白银是最要紧的战利品,只管他们已经决定拖带圣路易斯号,但是这船的桅杆已经断了一根,并且船体较为鸠拙,万一遇到大的风暴只能弃船,银子照旧搬回901上比力让人放心。
银箱在甲板上由孙笑逐一清点登记,贴上企划院的封条再运到弄潮号去充当压舱物。
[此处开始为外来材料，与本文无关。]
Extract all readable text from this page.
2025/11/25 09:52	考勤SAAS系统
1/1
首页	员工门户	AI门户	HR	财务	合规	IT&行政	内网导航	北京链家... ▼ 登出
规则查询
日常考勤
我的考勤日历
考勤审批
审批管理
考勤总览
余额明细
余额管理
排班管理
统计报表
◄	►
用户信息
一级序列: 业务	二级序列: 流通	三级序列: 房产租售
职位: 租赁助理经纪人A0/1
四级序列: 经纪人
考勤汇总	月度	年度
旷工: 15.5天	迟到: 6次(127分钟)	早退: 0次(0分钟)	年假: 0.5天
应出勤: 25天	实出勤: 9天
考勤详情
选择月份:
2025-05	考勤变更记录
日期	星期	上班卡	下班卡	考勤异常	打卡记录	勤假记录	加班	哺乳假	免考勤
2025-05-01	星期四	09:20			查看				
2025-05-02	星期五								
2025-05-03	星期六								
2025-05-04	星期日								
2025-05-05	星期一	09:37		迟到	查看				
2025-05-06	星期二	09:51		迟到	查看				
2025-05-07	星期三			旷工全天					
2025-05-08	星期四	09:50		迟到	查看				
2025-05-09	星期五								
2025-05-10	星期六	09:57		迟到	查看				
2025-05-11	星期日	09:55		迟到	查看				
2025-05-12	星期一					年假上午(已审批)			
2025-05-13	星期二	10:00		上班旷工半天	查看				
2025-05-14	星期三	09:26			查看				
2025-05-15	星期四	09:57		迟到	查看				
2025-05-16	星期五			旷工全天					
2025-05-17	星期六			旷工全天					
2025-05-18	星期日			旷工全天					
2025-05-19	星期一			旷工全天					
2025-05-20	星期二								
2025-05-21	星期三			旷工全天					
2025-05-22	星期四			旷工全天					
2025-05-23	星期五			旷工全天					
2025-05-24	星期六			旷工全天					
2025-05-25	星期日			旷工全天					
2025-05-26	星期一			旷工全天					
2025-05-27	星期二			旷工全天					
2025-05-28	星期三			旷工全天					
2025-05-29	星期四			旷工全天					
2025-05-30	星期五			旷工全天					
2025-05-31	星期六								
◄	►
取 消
随后周韦森命令清理尸体,不外他并不急于通风让氯气消散,反而关照士兵将所有的舷窗全部封闭起来,缺口也全部堵上--氯气这东西有极好的消鸩杀菌成果,正好可以给这肮脏的大海船好好的消消毒。
“船上的装货清单、游客名单和帆海日志找到了没有?”孙笑问道。既然禁绝备当场清理,那么装货清单就是至关重要的核查凭据。
“船长说都在艉舱里,门多萨正在搜集相关的文件资料。晚上就全部移交给你。”
从上至下一番仔细搜查和清理之后,由一艘901拖带,将圣路易斯号拖带回萨马岛海疆,与留守的海丰号和飞云号会和。
士兵们把所有还在世的西班牙人都转移到了海丰号的底舱。薄暮,全体元老会合到了弄潮号上开始听取周韦森的陈诉。
“……凭据船长的说法,三天前船上最后一次点名尚有375人,现在我们抓到的全部俘虏是250人,清理了109具尸体,有16人下落不明。不外我倾向于这16小我私家是在这三天的飞行中损耗和在战斗中坠海的。虽然他们点名的时候也许有误差。”
“不会还躲在货仓内吗?”孙笑问道。
“那就是我们有16具尸体没清理到了――甲板下面的氯气浓度虽然不至于立刻致人死地,但是一直躲在内里的话照旧会送命的。”周韦森说,“我预计到了临高内里连老鼠都死光了。”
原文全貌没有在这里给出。